Pâques aux tisons (Vegas sur sarthe)

 

Ce fameux matin de Pâques j'avais fait revenir tout spécialement de Bacon de fines tranches de lard salé à feu doux dans une poêle dont j'ai peiné à trouver l'accent circonflexe depuis la récente réforme de l'orthographe.
J'ai fini par le dénicher pêle-mêle dans un placard, du coup j'en avais trois!
Comme un idiot j'avais commandé mon lard sur Amazon.uk, persuadé que Bacon se situait en Grande-Bretagne, comme si le jambon d'York venait des States ou la salade romaine d'Italie.
Finalement j'en ai trouvé chez Ducoin, le petit arabe Ducoin en bas de l'immeuble et que les voisins appellent Oussama parce que ça fait plus épicier.
Ne me demandez pas comment il a trouvé du lard salé celui-là, toujours est-il qu'il m'en a proposé sous le manteau... enfin, sous le boubou.
C'est lui qui m'a appris que Bacon est un bled du sud de la Côte d'Ivoire.
Comme je lui demandais où il avait appris ça, il m'a répondu: “J'y suis peut-être ivoirien mais j'y m'appelle Konan mais on dit Le Barbare dans mon village” ,comme quoi on a tôt fait de se fourvoyer sur les origines de son épicier.
Quand il a ajouté que son grand-père était entré en résistance aux côtés de De Gaulle en 40, je me suis dit que je n'allais plus pouvoir le regarder comme on regarde son épicier en bas de l'immeuble.
Du coup on s'est embrassés – surtout lui – et il m'a offert le bacon qui revient actuellement à feu doux et sans matière grasse parce que je n'en ai pas sous la main... j'ai du gras sous la main mais pas pour la cuisine.
Pendant que ça rissole je casse un à un les oeufs de chez mon épicier nouvellement ivoirien dans un des ramequins de tante Yvonne, parce que je n'ai jamais eu de bol et que les cadeaux de mariage c'est fait pour ça... pas pour avoir du bol mais pour avoir de la vaisselle.
Je la revois encore nous offrant ce duo de ramequins en porcelaine décorée de petits amours ailés et joufflus – la porcelaine, pas Yvonne – qu'elle avait ramené d'un voyage au Népal ou d'Arcopal enfin, un bled en Pal... bref, pas de quoi en faire un plat d'autant que ce jour-là Germaine et moi étions fourbus d'une nuit de noce folkloriquement éreintante et peu branchés sur la dînette.
 

Je passe les détails de nos acrobaties car j'entends mon lard salé qui revient et il est grand temps que j'y verse mes oeufs avant qu'il ne reparte.
“Faire cuire 3 minutes en arrosant avec la graisse du bacon jusqu'à ce que le blanc soit pris alors que le jaune est encore liquide”!

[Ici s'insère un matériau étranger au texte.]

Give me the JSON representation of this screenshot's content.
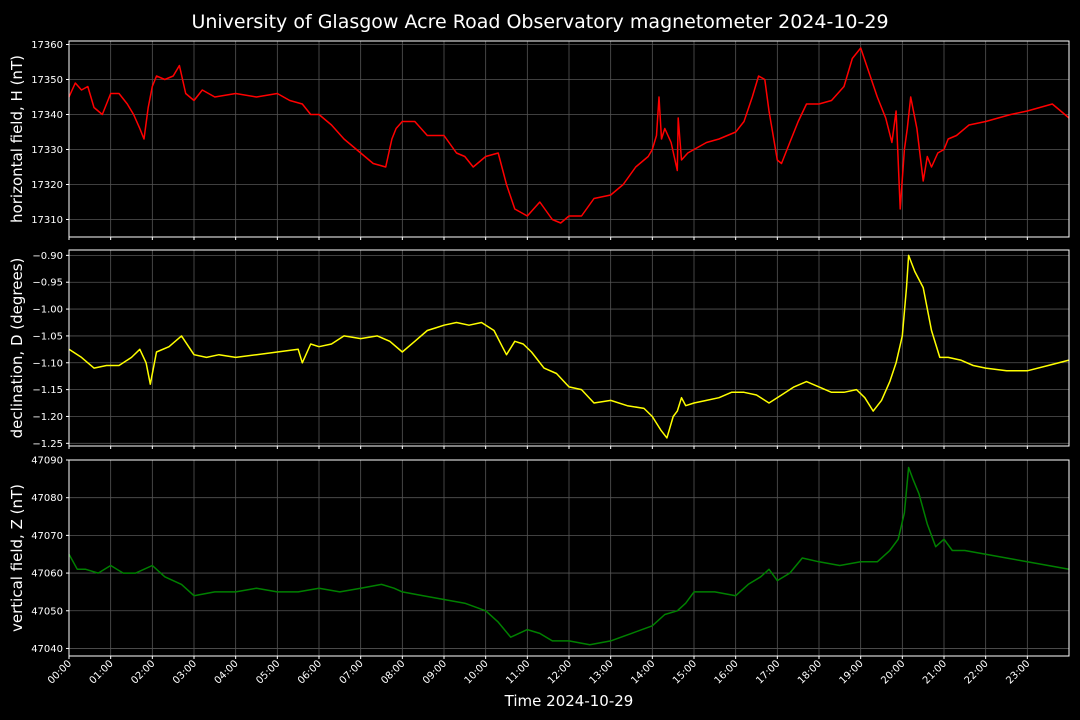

J'ai toujours eu horreur des contraintes et encore plus des ordres – Germaine pourrait vous le dire – alors je sens que ces trois minutes vont me courir sur le haricot.
Je touille dans la poêle avec le dos de la cuillère, cherchant désespérément la graisse du Bacon de Côte d'ivoire que m'a donné Konan Le Barbare... ce charlatan m'aurait cédé du lard sans graisse de lard?
L'image me revient de ces porcelets noirs courant au milieu de villages noirs dans cette Afrique noire qu'on nous impose le soir en couleurs et en 16/9ème Haute Définition à trois mètres du canapé et aux caprices du zapping.
Il est vrai que ceux que j'ai vus n'étaient pas gras et d'abord le zapping, ça devrait être interdit.
Alors d'accord Konan m'en a fait cadeau mais comment je fais moi pour arroser mes oeufs? 
D'habitude j'appelle Germaine à la rescousse mais ces oeufs au bacon c'est une surprise que je veux lui faire, la surprise d'un dimanche matin d'anniversaire de mariage depuis qu'on est mariés, depuis les fameux ramequins en Pal de tante Yvonne, depuis... combien d'années déjà?
Le temps passe si vite, aussi vite qu'un jaune d'oeuf pour se figer quand on ne l'arrose pas.
On devrait vendre la graisse de lard en tube, comme le dentifrice ou le ketchup: une pression et hop, le tour est joué. Y a un truc à trouver avec ça.
Tant pis, je sale et je poivre copieusement, Germaine aime bien quand je l'assaisonne.
 

Pour des œufs miroir, mettre un couvercle sur la poêle en fin de cuisson”.
J'ai pas envie de faire des oeufs miroir, avec mon manque de bol je serais fichu de casser les oeufs miroir et ça doit sûrement porter malheur.
De toute manière et si je peux user d'une métaphore, la seule fois où j'ai essayé d'ajuster un couvercle sur une poêle c'est quand j'ai rencontré Germaine et c'était pas pour son goût du rangement.
Je regarde ma surprise d'un dimanche matin d'anniversaire de mariage et je me dis qu'une fois par an c'est encore de trop quand on pense à tout ce gâchis: une poule et un cochon pour un tel résultat.
 

Cramponné au plateau repas, je pousse sans bruit la porte de la chambre; inutile car ça ronfle sec, ça vrombit, ça rugit, ça mugit, comment dire ?
Germaine est inscrite au club des Ronfleurs Inspiratoires Dominants, c'est du soixante décibels au bas mot et du trois cent Hertz au plus aigu !
Je pose ma création au bord du lit pour retirer mon pyjama et repousse la couette histoire de réveiller ma locomotive.
Un rugissement me répond; Germaine ouvre un phare.
Je lui glisserais bien un “T'as d'bio oeufs, tu sais” mais depuis le temps que je la pratique, je sais qu'il faut y aller doucement quand son chant frise les trois cent Hertz.
Voilà quarante jours que je fais carême – Germaine a des principes indéboulonnables – et je me sens d'attaque à célébrer la Pâque, avant ou après les oeufs au bacon ou peut-être les deux à la fois.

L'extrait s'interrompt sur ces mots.